Très jeunes, tes relations avec l’Europe passent par la culture et les lettres, pourquoi t’es-tu tournée si tôt vers l’Europe?
Quand j'étais petite, j'étais un rat de bibliothèques. J'avalais tout ce qui me tombait entre les mains. Je lisais les classiques et les modernes arabes mais aussi Cervantès, Lorca, Stephan Zweig, et bien sûr l’Iliade et l'Odyssée. Une traduction arabe de Rimbaud m'a enchantée au point de décider de faire une fugue à l'âge de 17 ans comme lui. Je me rappelle bien de la voix mélodieuse de ma mère qui nous lisait les bouquins de
Plus tard, quand je devais faire mes études universitaires, mon père m'a conseillé de m'inscrire au département de littérature française pour élargir mes horizons. J'étais une élève de l'école publique et tous les étudiants de ce département étaient des bacheliers des écoles françaises qui maîtrisaient très bien la langue. J'étais donc obligée de travailler jour et nuit pour les dépasser et obtenir les meilleurs résultats, armée de cette sensibilité littéraire que me procuraient la lecture des traductions et du désir ardent d'obtenir les clefs du savoir en lisant les auteurs dans leurs langues originales. C'est ainsi que j'ai appris non seulement le français, mais aussi l'Anglais, l'Allemand et l'Espagnol. Il faut dire qu'à cette époque, l'image de l'Europe était très positive. C'était un modèle à suivre pour évoluer et construire le pays.

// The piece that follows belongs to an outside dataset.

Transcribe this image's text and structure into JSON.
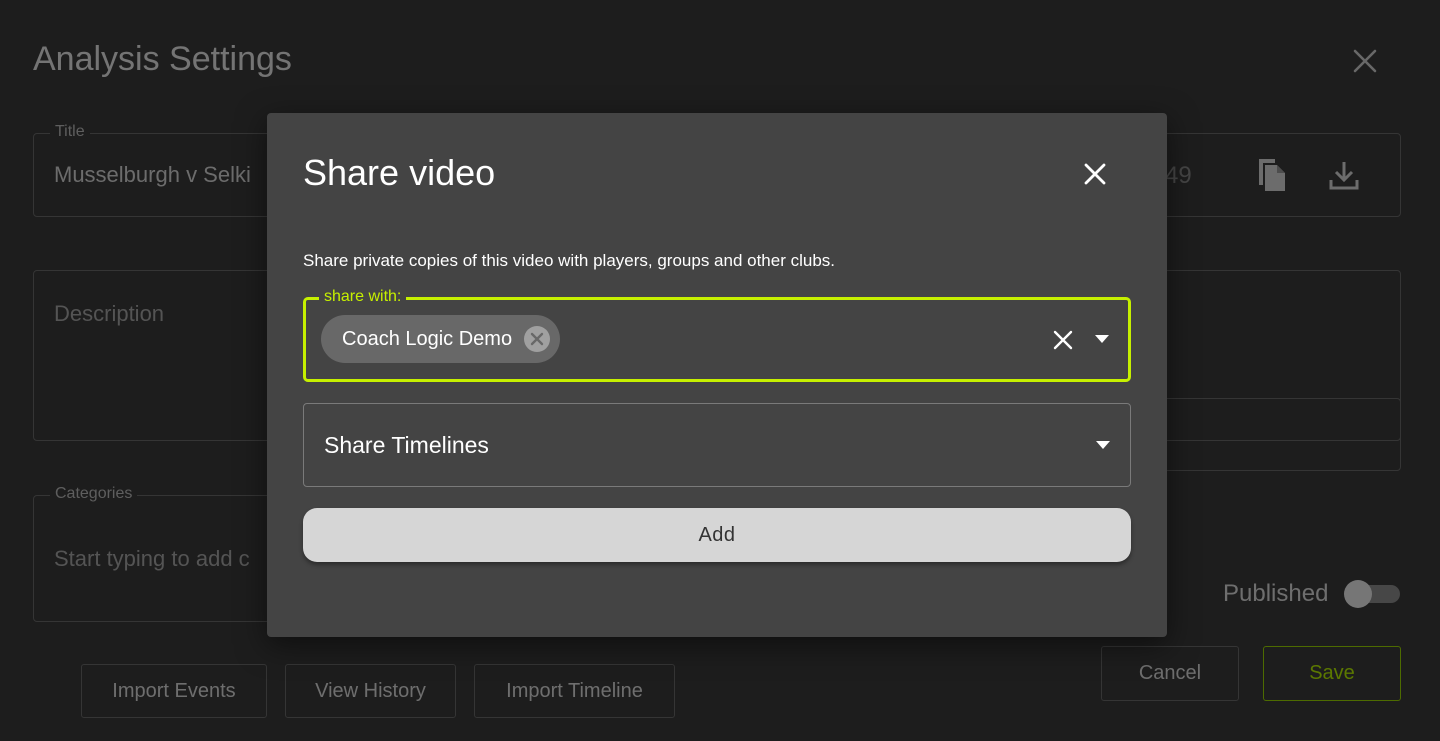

Bien que mariée avec deux enfants en bas âge, tu as fait toutes tes études en France, comment était perçue ta situation en Syrie et en France?
Je ne me suis jamais sentie comme une syrienne à Paris. Je me sentais chez moi à Damas comme rue Mouffetard à Paris. Je n'ai pas vécu mon départ en France comme une déchirure, mais comme une chance à ne pas rater, et je faisais l'aller- retour entre les deux pays sans aucune gêne. Mes enfants me manquaient, mais je les savais bien entourés, mon mari aussi. L'absence augmentait l'amour et allégeait le poids de la vie domestique et de la routine quotidienne. D'autre part, il faut dire que la situation était alors différente de ce qui se passe aujourd'hui. C'était les années soixante-dix. Le phénomène de l'exclusion n'était pas du tout concevable et la question du conflit entre deux mondes ou entre deux civilisations n'était pas encore posée. Au contraire, quand je disais aux gens que j'étais syrienne, il montraient plus de curiosité que de rejet.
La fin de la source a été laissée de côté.